Mereka senang bisa bahagia, dalam semacam lingkaran mandiri, terlebih lagi bagi sebagian besar populasi – lebih dari setengahnya – yang bahkan belum dilahirkan ketika Maradona mengangkat trofi di Meksiko pada tahun 1986.
Kepuasan atas sesuatu yang dilakukan dengan baik, atas tim nasional yang bisa berjaya, menggairahkan, bersinar dan menghasilkan prestasi epik tanpa mengikuti teladan Maradona, mengangkat sepak bola, dan seluruh Argentina, ke era baru. Kebutuhan untuk melihat Messi melalui prisma Maradona sudah berakhir. Tak seorang pun ingin Leo menjadi Diego lagi; sekarang semua orang senang bahwa Messi adalah Messi. Dan hal itu, di negara yang mencintai kemegahan, penuh cinta dan hasrat terhadap hal-hal ekstrem yang tidak biasa, menunjukkan banyak hal.
Maradona adalah pemilik kosa kata yang berbunga-bunga dan jenaka, ungkapan-ungkapan yang tajam dan bulat yang akan dikagumi oleh humas, pakar pemasaran, atau manajer kampanye politik mana pun. Ia juga merupakan pengganggu dan pembela tim yang tidak diunggulkan, yang mencintai Fidel Castro dan Hugo Chavez namun membenci Amerika Serikat dan FIFA.
![](https://cdn.theathletic.com/app/uploads/2022/12/21104225/GettyImages-1245747172-scaled.jpg)
Jembatan fans line di Buenos Aires (Foto: Getty Images)

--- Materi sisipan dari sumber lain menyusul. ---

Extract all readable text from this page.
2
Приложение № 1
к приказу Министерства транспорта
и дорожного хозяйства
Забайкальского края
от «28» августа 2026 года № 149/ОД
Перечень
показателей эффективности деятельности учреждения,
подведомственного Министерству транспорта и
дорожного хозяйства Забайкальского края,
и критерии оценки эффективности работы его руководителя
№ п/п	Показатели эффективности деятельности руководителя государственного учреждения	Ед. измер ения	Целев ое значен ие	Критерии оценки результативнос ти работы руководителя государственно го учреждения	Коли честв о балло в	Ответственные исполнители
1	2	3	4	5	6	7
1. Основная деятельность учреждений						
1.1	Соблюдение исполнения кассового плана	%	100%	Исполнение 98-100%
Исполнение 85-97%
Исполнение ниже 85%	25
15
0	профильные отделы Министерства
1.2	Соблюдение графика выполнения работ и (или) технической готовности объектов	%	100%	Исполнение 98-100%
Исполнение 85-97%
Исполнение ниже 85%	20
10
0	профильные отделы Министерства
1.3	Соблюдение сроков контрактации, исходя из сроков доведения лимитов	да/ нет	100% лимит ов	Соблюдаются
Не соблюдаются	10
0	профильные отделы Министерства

Bukan Messi. Messi adalah orang yang tidak banyak bicara dan kalimatnya umumnya datar, kecuali dia marah pada pemain sepak bola Belanda dan memanggilnya “bobo” (boneka) dalam sebuah wawancara TV. Selain itu, dia tidak akan pernah memberikan pendapat tentang bagaimana dunia atau Gereja Katolik harus diatur. Berbeda sekali dengan Maradona.
Dan pertanyaan yang hampir pasti muncul: apa yang akan dikatakan Maradona tentang pesta hari Selasa itu? Gambar ini memberi Anda gambaran: ini adalah perayaan organik dan spontan, yang diselenggarakan secara spontan, seolah-olah seorang remaja mengadakan pesta dadakan di rumah tanpa kehadiran orang tuanya. Hanya saja rumah ini adalah sebuah kota, dan daftar tamunya mencapai empat juta.
Ada satu orang yang absen – Presiden Alberto Fernandez, menjadikannya kepala negara atau pemerintahan pertama dalam sejarah yang tidak terlihat bersama tim nasionalnya setelah meraih gelar Piala Dunia. Bagaimanapun, ini adalah hari untuk rakyat, bukan untuk politisi.
Saat semua orang masih beraktivitas di Buenos Aires dan seluruh negeri, Messi kembali ke kampung halamannya di Rosario, tempat yang bahkan lebih gila sepak bola daripada Buenos Aires. Dia akan menghabiskan beberapa hari berikutnya menikmati barbekyu dan berenang, memikirkan masa depan dan apakah dia akan menepati janjinya dan terus bermain untuk tim nasional sebagai juara dunia.
Mungkin dia akan mempertimbangkan kemungkinan untuk kembali ke Rosario untuk bermain setidaknya selama beberapa bulan dengan seragam Newell’s Old Boys, klub masa kecilnya. Suatu hari nanti dia pasti akan bermain untuk Inter Miami, alasan bagus untuk menetap di kota yang dia dan istrinya, Antonela, cintai.
Dan suatu hari nanti, mereka berdua akan menyadari bahwa Piala Dunia 2026 tinggal beberapa bulan lagi, dan baik dia, Amerika Serikat, maupun FIFA tidak akan mau melewatkan kesempatan dan usaha untuk menambah, di usianya yang sudah 39 tahun. , bab lain dari legendanya.